The Hand-Crank Egg-Beater Approach to Story

 You have a long history with gadgets, whether the simple, straightforward ones such as can openers or cigarette lighters, the one-off gadgets, and the more complicated, multi-use ones.  Of all these implements, the one most outstanding in your your memory is the hand-crank, gear-driven device with two rotating bulbs your mother used for whipping cream or whisking eggs.

Your fascination for the device was not something you could easily put into words, although there were times when you would remove the instrument from its drawer to study the glistening beauty and simplicity of it.  The merest tap of the handle set the gears in motion, which in turn caused the blades to turn.  

Early on, perhaps because you'd developed a taste for whipped cream, perhaps because you associated the device with your mother's baking wonders, or simply because the sound of the device in operation seemed to transport you to places you could barely describe, you let it be known that you were ready to take on such spontaneous chores as cream whipping, egg beating, or any other activity whereby you cranked away, directed to some frothy outcome.
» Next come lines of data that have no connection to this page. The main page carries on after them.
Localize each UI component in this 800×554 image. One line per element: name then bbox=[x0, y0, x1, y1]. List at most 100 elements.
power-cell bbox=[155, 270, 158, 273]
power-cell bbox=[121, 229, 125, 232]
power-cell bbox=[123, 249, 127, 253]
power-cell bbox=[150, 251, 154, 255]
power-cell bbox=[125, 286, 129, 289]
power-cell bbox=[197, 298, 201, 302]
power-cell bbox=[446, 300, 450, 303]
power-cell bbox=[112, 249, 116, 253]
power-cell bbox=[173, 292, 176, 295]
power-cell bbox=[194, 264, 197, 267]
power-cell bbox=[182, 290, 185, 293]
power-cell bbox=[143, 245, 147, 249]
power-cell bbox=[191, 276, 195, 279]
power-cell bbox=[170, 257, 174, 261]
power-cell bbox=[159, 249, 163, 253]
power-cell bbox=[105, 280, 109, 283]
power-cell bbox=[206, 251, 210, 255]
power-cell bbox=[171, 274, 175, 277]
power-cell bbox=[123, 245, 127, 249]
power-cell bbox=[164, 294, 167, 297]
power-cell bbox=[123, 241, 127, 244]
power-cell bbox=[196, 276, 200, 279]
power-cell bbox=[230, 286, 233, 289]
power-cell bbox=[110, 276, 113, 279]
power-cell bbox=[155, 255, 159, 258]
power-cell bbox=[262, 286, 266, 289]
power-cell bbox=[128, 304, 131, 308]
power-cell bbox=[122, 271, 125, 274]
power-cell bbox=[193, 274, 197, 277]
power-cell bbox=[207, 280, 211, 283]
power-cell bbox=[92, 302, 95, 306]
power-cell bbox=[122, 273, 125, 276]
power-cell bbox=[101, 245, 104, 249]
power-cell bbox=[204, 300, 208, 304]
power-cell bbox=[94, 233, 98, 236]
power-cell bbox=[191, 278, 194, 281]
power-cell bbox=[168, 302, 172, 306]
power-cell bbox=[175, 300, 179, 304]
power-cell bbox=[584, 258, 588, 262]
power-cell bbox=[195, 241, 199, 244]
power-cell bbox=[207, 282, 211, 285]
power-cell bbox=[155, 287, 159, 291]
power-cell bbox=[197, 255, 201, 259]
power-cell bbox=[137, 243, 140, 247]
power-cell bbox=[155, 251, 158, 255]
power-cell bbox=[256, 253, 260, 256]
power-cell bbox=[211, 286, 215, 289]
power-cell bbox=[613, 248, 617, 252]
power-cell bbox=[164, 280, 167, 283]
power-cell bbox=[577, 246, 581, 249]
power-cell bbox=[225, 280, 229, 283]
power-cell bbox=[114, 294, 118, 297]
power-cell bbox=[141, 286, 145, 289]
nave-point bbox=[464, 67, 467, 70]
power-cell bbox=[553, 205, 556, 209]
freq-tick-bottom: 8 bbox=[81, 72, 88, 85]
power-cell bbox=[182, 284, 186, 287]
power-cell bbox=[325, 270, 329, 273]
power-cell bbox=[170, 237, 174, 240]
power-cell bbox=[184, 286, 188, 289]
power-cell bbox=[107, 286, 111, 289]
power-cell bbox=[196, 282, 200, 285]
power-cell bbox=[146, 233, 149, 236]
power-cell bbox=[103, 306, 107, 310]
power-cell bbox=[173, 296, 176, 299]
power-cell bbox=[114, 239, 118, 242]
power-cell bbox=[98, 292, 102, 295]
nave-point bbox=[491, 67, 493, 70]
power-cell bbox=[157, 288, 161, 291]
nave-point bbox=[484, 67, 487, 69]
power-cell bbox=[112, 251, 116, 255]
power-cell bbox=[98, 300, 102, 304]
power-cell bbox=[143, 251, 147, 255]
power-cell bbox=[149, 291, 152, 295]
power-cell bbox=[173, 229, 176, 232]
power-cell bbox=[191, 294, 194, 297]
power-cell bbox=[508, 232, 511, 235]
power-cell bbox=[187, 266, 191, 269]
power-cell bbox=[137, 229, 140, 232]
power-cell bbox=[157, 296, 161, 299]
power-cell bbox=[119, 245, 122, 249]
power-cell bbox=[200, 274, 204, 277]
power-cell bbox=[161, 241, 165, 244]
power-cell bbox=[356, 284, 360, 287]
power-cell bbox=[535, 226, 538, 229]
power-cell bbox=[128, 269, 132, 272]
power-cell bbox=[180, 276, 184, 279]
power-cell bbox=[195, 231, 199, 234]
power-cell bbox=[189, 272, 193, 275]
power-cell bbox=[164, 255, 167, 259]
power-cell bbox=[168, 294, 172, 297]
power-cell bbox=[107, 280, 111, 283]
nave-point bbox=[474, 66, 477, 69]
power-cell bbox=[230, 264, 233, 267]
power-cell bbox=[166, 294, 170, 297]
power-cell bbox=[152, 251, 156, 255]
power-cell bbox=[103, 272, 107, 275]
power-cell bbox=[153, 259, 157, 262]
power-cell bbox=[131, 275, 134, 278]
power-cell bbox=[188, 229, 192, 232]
The egg beater is process at work.  Turn here, and these gears and blades step willingly to work.  This time of the egg beater was special because your mother also had an electric mixing bowl that could just as well have beaten eggs, whipped cream, and even, so far as you recall, make custards and even a kind of soft-serve ice cream.  It was no fun for you because you could not see its inner workings, its overall commitment to function, its process.

Lastly about the egg beater-cream whipper device, its use induced in you a kind of hypnotic state where you became aware of being a part of a larger pattern.  In later years, your mother, reminiscing about those days of baking and food preparation, confessed her growing irritation that you were unwilling to stop beating when the cream had reached its proper consistency or the eggs had attained the proper froth.  "I used to think,"  she'd said, "I'd created a monster."  Her final solution was to switch over to the electric mixing bowl.  

These years later, you still have a sense of nostalgia when you see or think about the hand-crank egg beater and your early sense of equating it to a mystical process. You still look about you, eager to see process at work--any kind of process, looking for things you can borrow from it to enhance your own.

Process reveals itself as a straightforward, uncomplicated approach whereby each individual can make the necessary accommodations and adjustments to produce works that run the risk of being useful inventions or Rube Goldberg contraptions that in the long run do nothing.

Being within the innards of your process, feeling it work, you are not far off from that boy cranking the handle of the remarkable cream whipper, hearing its gears mesh, watching the blades cause the swirl and eddy of the cream, watching it thicken.

Of course you have more experience now with which to describe the feelings of being at some kind of unity with the process.  Whipping cream always had a useful and remarkable outcome, including such times as when your mother would add grated chocolate or shredded dried fruits or even vegetable dye to the cream.  

Your own process is outcome oriented, but there are stopovers and in some cases the mere gathering of words which begin often enough with some impetus but which seem to lose energy, then stop.  Rereading these in hopes of being able to add another sentence or two, if possible even a paragraph, you find yourself thinking, If you were to crank harder, with more persistence, then,perhaps, an outcome would begin to emerge.